Researchers show that deep reinforcement learning can be used to design more efficient nuclear reactors.
Nuclear energy provides more carbon-free electricity in the United States than solar and wind combined, making it a key player in the fight against climate change. But the U.S. nuclear fleet is aging, and operators are under pressure to streamline their operations to compete with coal- and gas-fired plants.
One of the key places to cut costs is deep in the reactor core, where energy is produced. If the fuel rods that drive reactions there are ideally placed, they burn less fuel and require less maintenance. Through decades of trial and error, nuclear engineers have learned to design better layouts to extend the life of pricey fuel rods. Now, artificial intelligence is poised to give them a boost.
Researchers at MIT and Exelon show that by turning the design process into a game, an AI system can be trained to generate dozens of optimal configurations that can make each rod last about 5 percent longer, saving a typical power plant an estimated $3 million a year, the researchers report.
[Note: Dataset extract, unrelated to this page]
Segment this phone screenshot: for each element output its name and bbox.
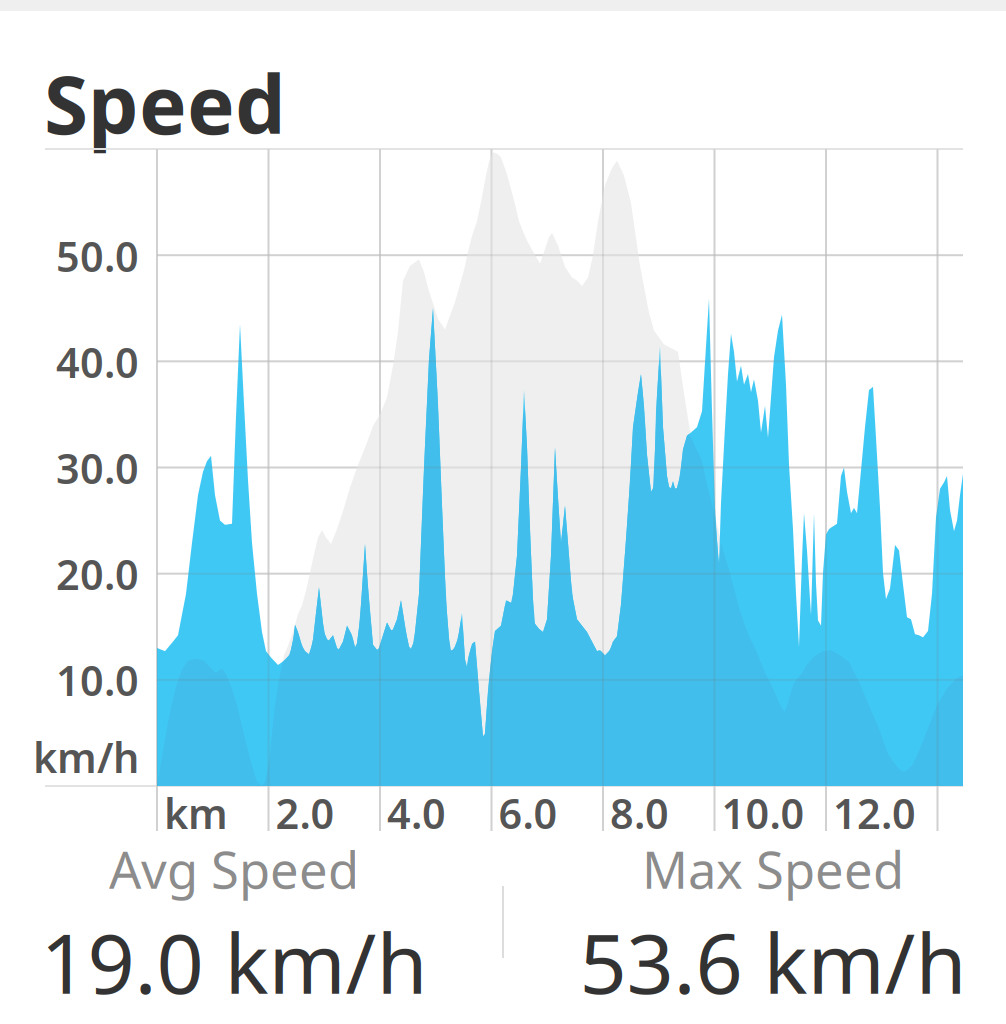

The AI system can also find optimal solutions faster than a human, and quickly modify designs in a safe, simulated environment. Their results were published in December 2020 in the journal Nuclear Engineering and Design.
“This technology can be applied to any nuclear reactor in the world,” says the study’s senior author, Koroush Shirvan, an assistant professor in MIT’s Department of Nuclear Science and Engineering. “By improving the economics of nuclear energy, which supplies 20 percent of the electricity generated in the U.S., we can help limit the growth of global carbon emissions and attract the best young talents to this important clean-energy sector.”
In a typical reactor, fuel rods are lined up on a grid, or assembly, by their levels of uranium and gadolinium oxide within, like chess pieces on a board, with radioactive uranium driving reactions, and rare-earth gadolinium slowing them down. In an ideal layout, these competing impulses balance out to drive efficient reactions. Engineers have tried using traditional algorithms to improve on human-devised layouts, but in a standard 100-rod assembly there might be an astronomical number of options to evaluate. So far, they’ve had limited success.
The researchers wondered if deep reinforcement learning, an AI technique that has achieved superhuman mastery at games like chess and Go, could make the screening process go faster. Deep reinforcement learning combines deep neural networks, which excel at picking out patterns in reams of data, with reinforcement learning, which ties learning to a reward signal like winning a game, as in Go, or reaching a high score, as in Super Mario Bros.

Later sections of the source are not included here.